Kanada erklärte dem Deutschen Reich am 10. September 1939 den Krieg und entsandte eine Division nach Europa, die aber vor der Eroberung Frankreichs nicht mehr zum Einsatz kommen konnte. 1940 versprach Premierminister William Lyon Mackenzie King, das direkte militärische Eingreifen Kanadas zu beschränken. Viele Kanadier unterstützten Kings Versprechen, selbst als sich abzeichnete, dass der Krieg lange andauern würde.

Wie bereits während des Ersten Weltkriegs schlossen sich junge Frankokanadier den wenigen traditionell französischsprachigen Infanterie-Regimentern der kanadischen Armee an. Im Kasernenleben und bei der Ausbildung wurde Französisch gesprochen, nur die Kommando- und Funksprache war Englisch. Die übrigen Einheiten der Armee waren hingegen anglisiert, da die Ausbildung bei technischen Einheiten nur in englischsprachigen Zentren verfügbar war.

Zahlreiche frankophone Einheiten hätten durchaus zu einer Division zusammengefasst werden können, doch wurden diese wegen des Mangels an französischsprachigen Ausbildern auf englischsprachige Divisionen verteilt. Dadurch wurde die Chance verpasst, in der Provinz Québec und anderen frankophonen Gegenden ein politisch günstigeres Klima für die Zustimmung zum Kriegseinsatz zu schaffen. Im Juni 1940 erließ die Regierung den National Resources Mobilization Act (NRMA), der es ihr erlaubte, Frauen und Männer zu registrieren und diese in kriegswichtigen Industrien einzusetzen; der Einsatz in Übersee war jedoch nicht gestattet.

Volksabstimmung 1942

1941 gab es genügend Freiwillige für die Bildung von fünf Übersee-Divisionen. Die Konservative Partei setzte Premierminister King unter Druck, damit dieser beim Generalgouverneur um die Einführung der Wehrpflicht ersuche. King wollte diesen Schritt jedoch nicht ohne Unterstützung des Volkes wagen und setzte für den 27. April 1942 eine Volksabstimmung an. Die Regierung bat die Bevölkerung nicht direkt um die sofortige Einführung der Wehrpflicht, sondern darum, die vor den Unterhauswahlen 1940 gemachten Versprechungen zurücknehmen zu dürfen. Kings berühmtes Zitat conscription if necessary, but not necessarily conscription („Wehrpflicht falls notwendig, jedoch nicht notwendigerweise Wehrpflicht“) widerspiegelte den mehrdeutigen Charakter der Abstimmung.

Die Zustimmung in Kanada betrug 63,3 %, im englischsprachigen Teil des Landes sogar 83 %. Auf Ablehnung stieß die Vorlage jedoch im frankophonen Teil, insbesondere in Québec, wo gegnerische Komitees (darunter eines von Henri Bourassa, dem erbittertsten Gegner der Wehrpflicht von 1917) fast drei Viertel der Bevölkerung überzeugen konnten.
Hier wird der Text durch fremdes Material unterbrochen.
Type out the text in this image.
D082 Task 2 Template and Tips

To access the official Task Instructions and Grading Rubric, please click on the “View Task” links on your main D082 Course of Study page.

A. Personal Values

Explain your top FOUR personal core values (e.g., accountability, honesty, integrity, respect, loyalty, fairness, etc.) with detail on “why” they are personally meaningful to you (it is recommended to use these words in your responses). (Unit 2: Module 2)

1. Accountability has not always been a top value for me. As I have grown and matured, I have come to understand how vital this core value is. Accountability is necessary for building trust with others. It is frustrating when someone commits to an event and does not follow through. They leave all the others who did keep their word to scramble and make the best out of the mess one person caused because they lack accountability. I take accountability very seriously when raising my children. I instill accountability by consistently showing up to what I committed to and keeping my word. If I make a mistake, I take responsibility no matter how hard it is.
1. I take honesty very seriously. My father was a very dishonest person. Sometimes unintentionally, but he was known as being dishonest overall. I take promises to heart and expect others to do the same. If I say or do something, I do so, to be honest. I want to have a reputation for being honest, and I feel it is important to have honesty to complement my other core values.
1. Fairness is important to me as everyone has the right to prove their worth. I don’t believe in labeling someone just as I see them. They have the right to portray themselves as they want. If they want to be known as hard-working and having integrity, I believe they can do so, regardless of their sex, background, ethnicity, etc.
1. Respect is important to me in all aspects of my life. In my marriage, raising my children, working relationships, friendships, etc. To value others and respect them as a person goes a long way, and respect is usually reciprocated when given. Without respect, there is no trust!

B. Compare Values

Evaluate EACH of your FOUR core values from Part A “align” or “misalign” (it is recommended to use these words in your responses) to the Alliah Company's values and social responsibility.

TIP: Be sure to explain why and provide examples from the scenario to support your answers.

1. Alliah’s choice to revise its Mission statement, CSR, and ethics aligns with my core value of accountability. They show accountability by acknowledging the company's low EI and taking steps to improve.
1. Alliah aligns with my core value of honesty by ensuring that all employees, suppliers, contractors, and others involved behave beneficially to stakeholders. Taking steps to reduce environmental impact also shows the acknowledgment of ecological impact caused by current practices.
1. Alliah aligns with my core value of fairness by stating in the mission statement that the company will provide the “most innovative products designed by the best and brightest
Daraufhin brachte die Regierung einen Gesetzesvorschlag ein, der jene Teile des NRMA aufhob, die das Verbot der Wehrpflicht für Einsätze in Übersee betrafen. Die Zustimmung zur sofortigen Einführung der Wehrpflicht war jedoch nicht einhellig, so kam es in Montréal zu Ausschreitungen. In Toronto, eigentlich eine Hochburg der Wehrpflichtbefürworter, wurde der frühere konservative Premierminister Arthur Meighen bei einer Nachwahl geschlagen.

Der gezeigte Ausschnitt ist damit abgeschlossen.